Tutorial 05: Comparison: Cowell vs Encke

This tutorial compares absolute numerical integration (Cowell’s Method) and perturbative numerical integration (Encke’s Method) within OpenGNC.

Theory Prerequisites

1. Cowell’s Method

Integrates the absolute equations of motion directly. The state integrated is the absolute position \(\mathbf{r}\) and velocity \(\mathbf{v}\):

\[ \ddot{\mathbf{r}} = -\frac{\mu}{r^3}\mathbf{r} + \mathbf{a}_{pert} \]

2. Encke’s Method

Useful for orbits where perturbations are small. It integrates the deviation \(\delta \mathbf{r}\) from a reference Keplerian orbit \(\mathbf{r}_{ref}\):

\[ \mathbf{r} = \mathbf{r}_{ref} + \delta \mathbf{r} \]

\[ \ddot{\delta \mathbf{r}} = \frac{\mu}{r_{ref}^3} \left( f(q)\mathbf{r}_{ref} - \delta\mathbf{r} \right) + \mathbf{a}_{pert} \]

where \(q = \frac{\delta\mathbf{r} \cdot (\delta\mathbf{r} - 2\mathbf{r}_{ref})}{r_{ref}^2}\). Encke’s method reduces numerical roundoff errors for bound orbits with small disturbances.

import numpy as np
import time
from opengnc.propagators.cowell import CowellPropagator
from opengnc.propagators.encke import EnckePropagator
from opengnc.disturbances.gravity import J2Gravity, TwoBodyGravity
from opengnc.integrators.rk4 import RK4

print("Propagator modules loaded.")

Propagator modules loaded.

1. Setup Simulation Environment

We define a LEO orbit and introduce a \(J_2\) disturbance to trigger the perturbative integrator loops on both solvers.

# Initial Orbit (m, m/s)
r_0 = np.array([7000000.0, 0.0, 0.0])
v_0 = np.array([0.0, 7546.0 * np.cos(np.radians(28)), 7546.0 * np.sin(np.radians(28))]) 

duration = 10000.0 # [s] - Approx 2 orbits
dt_step = 10.0 # Steps size [s]

def j2_perturbation(t, r, v):
    return J2Gravity().get_acceleration(r) - TwoBodyGravity().get_acceleration(r)

2. Cowell Propagation Benchmarking

cowell = CowellPropagator()

t0 = time.perf_counter()
r_f_cowell, v_f_cowell = cowell.propagate(r_0, v_0, duration, perturbation_acc_fn=j2_perturbation, dt_step=dt_step)
t_cowell = time.perf_counter() - t0

print(f"Cowell Final Pos:  {r_f_cowell} m")
print(f"Cowell Execution Time: {t_cowell:.6f} seconds")

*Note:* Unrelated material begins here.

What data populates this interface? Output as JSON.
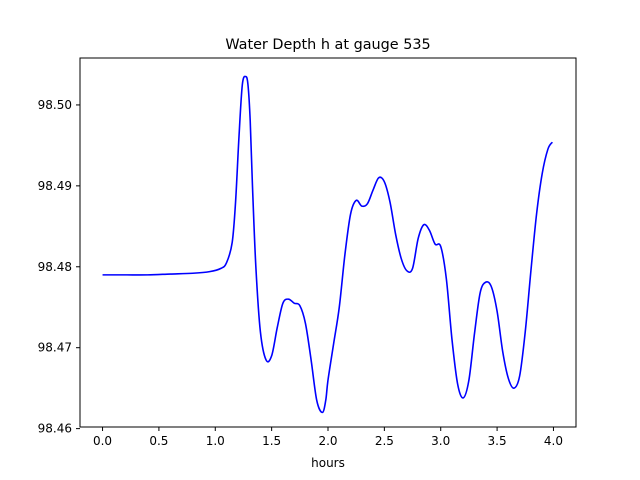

Cowell Final Pos:  [-1310807.66896629 -6060113.86490409 -3226579.61689067] m
Cowell Execution Time: 0.096331 seconds

3. Encke Propagation Benchmarking

encke = EnckePropagator(rect_tol=1e-6) # Triggers rectification when deviation gets large

t0 = time.perf_counter()
r_f_encke, v_f_encke = encke.propagate(r_0, v_0, duration, perturbation_acc_fn=j2_perturbation, dt_step=dt_step)
t_encke = time.perf_counter() - t0

print(f"Encke Final Pos:  {r_f_encke} m")
print(f"Encke Execution Time: {t_encke:.6f} seconds")

Encke Final Pos:  [-1311079.24910403 -6060081.37923322 -3226564.18300095] m
Encke Execution Time: 0.337163 seconds

4. Comparison Summary

Let’s compare the magnitude difference between both methods and speed ratio.

pos_diff = np.linalg.norm(r_f_cowell - r_f_encke)
speedup = t_cowell / t_encke if t_encke > 0 else 1.0

print(f"Final Position Difference: {pos_diff:.6f} m")
print(f"Speed Advantage (Cowell/Encke ratio): {speedup:.2f}x")
print("\nNote: Encke is often faster/more accurate over long continuous orbits because it integrates smaller variables, reducing numerical noise limits on large loops.")

Final Position Difference: 273.951264 m
Speed Advantage (Cowell/Encke ratio): 0.29x

Note: Encke is often faster/more accurate over long continuous orbits because it integrates smaller variables, reducing numerical noise limits on large loops.